Por Patricia Arache
@patriciarache
Siempre me ha parecido poco lógico
analizar la condición socio económica de la gente, por el precio que tenga en
el mercado uno u otro producto de consumo, sea o no de la canasta diaria; de
uso o un servicio, para establecer la calidad de vida de la gente.
Ese no es un indicador sincero, honesto,
institucional, ni certero. Nunca lo ha sido.
Es un excelente indicador, eso sí, que
permite validar la obsoleta práctica político-electoral que todavía se lleva a
cabo en algunos países, motorizados por fuerzas o grupos que, en determinados
momentos, no hacen más que afilar cuchillo para su garganta.
¿Quién te subió la carne, quién te subió
el arroz, quién te subió los huevos, quién te subió la carne, quien te subió el
aceite, quién te subió el pan, quién, quién, quién…? Eso es ridículo, dígalo quien lo diga, más en
este tiempo de avances tecnológicos y de la comunicación.
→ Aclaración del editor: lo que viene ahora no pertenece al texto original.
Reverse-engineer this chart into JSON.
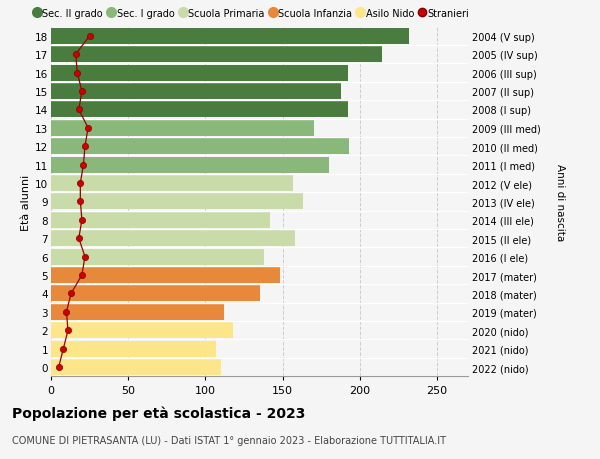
{
  "ages": [
    0,
    1,
    2,
    3,
    4,
    5,
    6,
    7,
    8,
    9,
    10,
    11,
    12,
    13,
    14,
    15,
    16,
    17,
    18
  ],
  "bar_values": [
    110,
    107,
    118,
    112,
    135,
    148,
    138,
    158,
    142,
    163,
    157,
    180,
    193,
    170,
    192,
    188,
    192,
    214,
    232
  ],
  "bar_colors": [
    "#fde58a",
    "#fde58a",
    "#fde58a",
    "#e8883a",
    "#e8883a",
    "#e8883a",
    "#c8dba8",
    "#c8dba8",
    "#c8dba8",
    "#c8dba8",
    "#c8dba8",
    "#8ab87a",
    "#8ab87a",
    "#8ab87a",
    "#4a7c3f",
    "#4a7c3f",
    "#4a7c3f",
    "#4a7c3f",
    "#4a7c3f"
  ],
  "stranieri": [
    5,
    8,
    11,
    10,
    13,
    20,
    22,
    18,
    20,
    19,
    19,
    21,
    22,
    24,
    18,
    20,
    17,
    16,
    25
  ],
  "right_labels": [
    "2022 (nido)",
    "2021 (nido)",
    "2020 (nido)",
    "2019 (mater)",
    "2018 (mater)",
    "2017 (mater)",
    "2016 (I ele)",
    "2015 (II ele)",
    "2014 (III ele)",
    "2013 (IV ele)",
    "2012 (V ele)",
    "2011 (I med)",
    "2010 (II med)",
    "2009 (III med)",
    "2008 (I sup)",
    "2007 (II sup)",
    "2006 (III sup)",
    "2005 (IV sup)",
    "2004 (V sup)"
  ],
  "legend_labels": [
    "Sec. II grado",
    "Sec. I grado",
    "Scuola Primaria",
    "Scuola Infanzia",
    "Asilo Nido",
    "Stranieri"
  ],
  "legend_colors": [
    "#4a7c3f",
    "#8ab87a",
    "#c8dba8",
    "#e8883a",
    "#fde58a",
    "#cc0000"
  ],
  "ylabel": "Età alunni",
  "right_ylabel": "Anni di nascita",
  "title": "Popolazione per età scolastica - 2023",
  "subtitle": "COMUNE DI PIETRASANTA (LU) - Dati ISTAT 1° gennaio 2023 - Elaborazione TUTTITALIA.IT",
  "xlim": [
    0,
    270
  ],
  "xticks": [
    0,
    50,
    100,
    150,
    200,
    250
  ],
  "background_color": "#f5f5f5",
  "grid_color": "#cccccc",
  "bar_height": 0.88
}
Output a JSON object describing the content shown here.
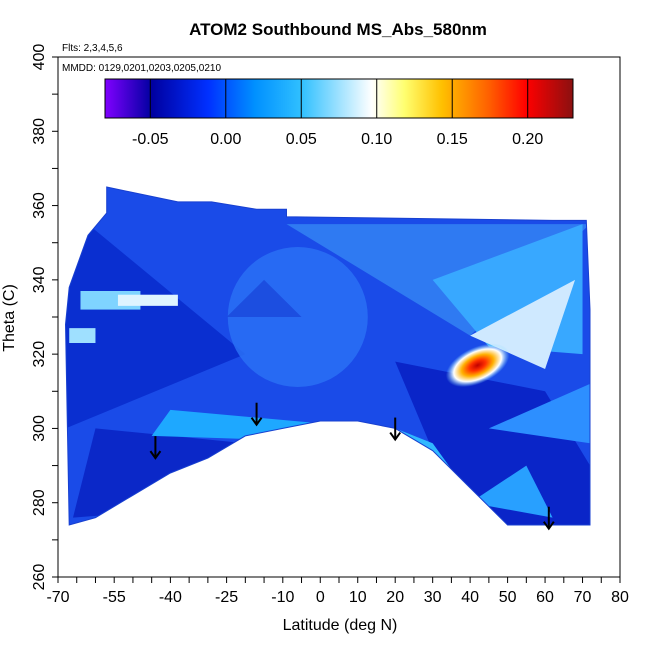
{
  "chart_data": {
    "type": "heatmap",
    "title": "ATOM2 Southbound MS_Abs_580nm",
    "subtitle_flights": "Flts: 2,3,4,5,6",
    "subtitle_dates": "MMDD: 0129,0201,0203,0205,0210",
    "xlabel": "Latitude (deg N)",
    "ylabel": "Theta (C)",
    "xlim": [
      -70,
      80
    ],
    "ylim": [
      260,
      400
    ],
    "x_ticks": [
      "-70",
      "-55",
      "-40",
      "-25",
      "-10",
      "0",
      "10",
      "20",
      "30",
      "40",
      "50",
      "60",
      "70",
      "80"
    ],
    "y_ticks": [
      "260",
      "280",
      "300",
      "320",
      "340",
      "360",
      "380",
      "400"
    ],
    "colorbar": {
      "range": [
        -0.08,
        0.23
      ],
      "tick_values": [
        -0.05,
        0.0,
        0.05,
        0.1,
        0.15,
        0.2
      ],
      "tick_labels": [
        "-0.05",
        "0.00",
        "0.05",
        "0.10",
        "0.15",
        "0.20"
      ],
      "colors": [
        "#8000ff",
        "#0000a0",
        "#0040ff",
        "#00aaff",
        "#ffffff",
        "#ffff00",
        "#ff8000",
        "#ff0000",
        "#800000"
      ]
    },
    "field_outline": {
      "lat": [
        -68,
        -67,
        -62,
        -57,
        -57,
        -38,
        -38,
        -29,
        -29,
        -17,
        -17,
        -9,
        -9,
        62,
        71,
        72,
        72,
        62,
        50,
        40,
        30,
        20,
        10,
        0,
        -10,
        -20,
        -30,
        -40,
        -50,
        -60,
        -67
      ],
      "theta": [
        328,
        338,
        352,
        358,
        365,
        361,
        361,
        361,
        361,
        359,
        359,
        359,
        357,
        356,
        356,
        332,
        274,
        274,
        274,
        284,
        294,
        300,
        302,
        302,
        300,
        298,
        292,
        288,
        282,
        276,
        274
      ]
    },
    "enhancement_peak": {
      "lat": 42,
      "theta": 317,
      "value": 0.22
    },
    "profile_markers": [
      {
        "lat": -44,
        "theta": 292
      },
      {
        "lat": -17,
        "theta": 301
      },
      {
        "lat": 20,
        "theta": 297
      },
      {
        "lat": 61,
        "theta": 273
      }
    ]
  }
}
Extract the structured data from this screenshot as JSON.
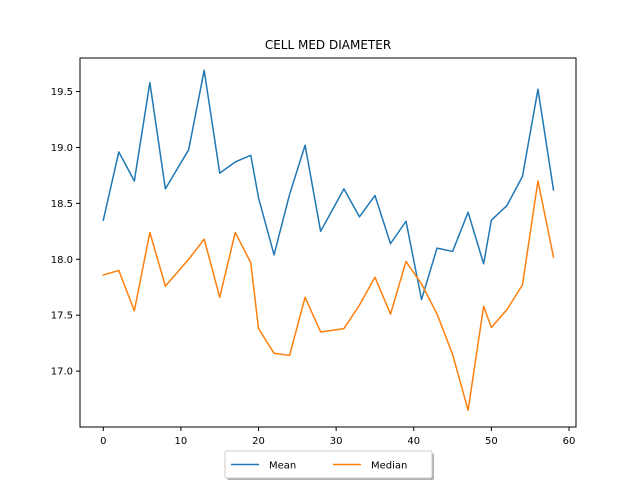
{
  "chart_data": {
    "type": "line",
    "title": "CELL MED DIAMETER",
    "xlabel": "",
    "ylabel": "",
    "xlim": [
      -3.0,
      60.9
    ],
    "ylim": [
      16.5,
      19.8
    ],
    "xticks": [
      0,
      10,
      20,
      30,
      40,
      50,
      60
    ],
    "yticks": [
      17.0,
      17.5,
      18.0,
      18.5,
      19.0,
      19.5
    ],
    "grid": false,
    "legend_position": "bottom-center",
    "x": [
      0,
      2,
      4,
      6,
      8,
      11,
      13,
      15,
      17,
      19,
      20,
      22,
      24,
      26,
      28,
      31,
      33,
      35,
      37,
      39,
      41,
      43,
      45,
      47,
      49,
      50,
      52,
      54,
      56,
      58
    ],
    "series": [
      {
        "name": "Mean",
        "color": "#1f77b4",
        "values": [
          18.35,
          18.96,
          18.7,
          19.58,
          18.63,
          18.98,
          19.69,
          18.77,
          18.87,
          18.93,
          18.55,
          18.04,
          18.58,
          19.02,
          18.25,
          18.63,
          18.38,
          18.57,
          18.14,
          18.34,
          17.64,
          18.1,
          18.07,
          18.42,
          17.96,
          18.35,
          18.48,
          18.74,
          19.52,
          18.62
        ]
      },
      {
        "name": "Median",
        "color": "#ff7f0e",
        "values": [
          17.86,
          17.9,
          17.54,
          18.24,
          17.76,
          18.0,
          18.18,
          17.66,
          18.24,
          17.97,
          17.38,
          17.16,
          17.14,
          17.66,
          17.35,
          17.38,
          17.59,
          17.84,
          17.51,
          17.98,
          17.78,
          17.51,
          17.15,
          16.65,
          17.58,
          17.39,
          17.55,
          17.77,
          18.7,
          18.02
        ]
      }
    ]
  }
}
Estas preguntas logran personalizar el
ejercicio político y en ese marco del enfoque administrativo hacia alguien, se
oculta la cruel verdad de que las variables de precios que se esgrimen siempre,
atribuidas a mala administración gubernamental, son parte del juego y rejuego
con el que partidos políticos pretenden “embobar” a incautos para ganarse el
favor electoral.
Los dominicanos tenemos muchas anécdotas
de procesos electorales, con campañas basadas en los precios. Recuerdo la risa
que provocaba la publicidad de un entonces candidato presidencial, en la que
recorría un supermercado y en el estante de los pollos, tomaba uno y
apretándole fuerte el cocote, pronunciaba el nombre del gobernante de turno y
le gritaba: “¡no seas indolente!”. Jejejejejeje…
En definitiva, los precios de los
artículos de consumo se han convertido en capciosas expresiones de la política
vernácula, unas veces, graciosas; otras, necias.
Mi madre y mi abuela dirían: “Todos son
harina de un mismo costal”, si les hubiera tocado referirse a quienes pretenden
sustentar sus campañas políticas electorales y ganar votos en base a ese tema.
Es bueno saber que la calidad de vida de
la gente o sea el Índice de Desarrollo Humano (IDH) no se mide por el precio
del pan, del pollo, del plátano, del huevo o del arroz. Son valores diferentes,
que van más allá del plato de comida.
El nivel o la calidad de vida de una
población tiene que ver con la salud, con su esperanza de vida, con las tasas
de alfabetización, con el flujo de asistencia a las escuelas, con el Producto
Interno Bruto (PIB) y, en definitiva, con instrumentos que van más allá del
simple “barriga llena, corazón contento”.
Se resumen estas condiciones en salud,
educación e ingreso. De estos tres indicadores, se desprenden todos los demás
elementos necesarios para una vida digna, decente, con decoro y en armonía con
el universo y la naturaleza.
Considero que los políticos, sobre todo,
a los que la población les reconoce una mayor profundidad de conocimiento, de
visión, de cultura, de capacidad para dirigir y decidir, deben actuar con más
sinceridad, con franqueza y comenzar a educar a la gente sobre lo que, en
verdad, es importante para el desarrollo del país. ¡Basta de engaños!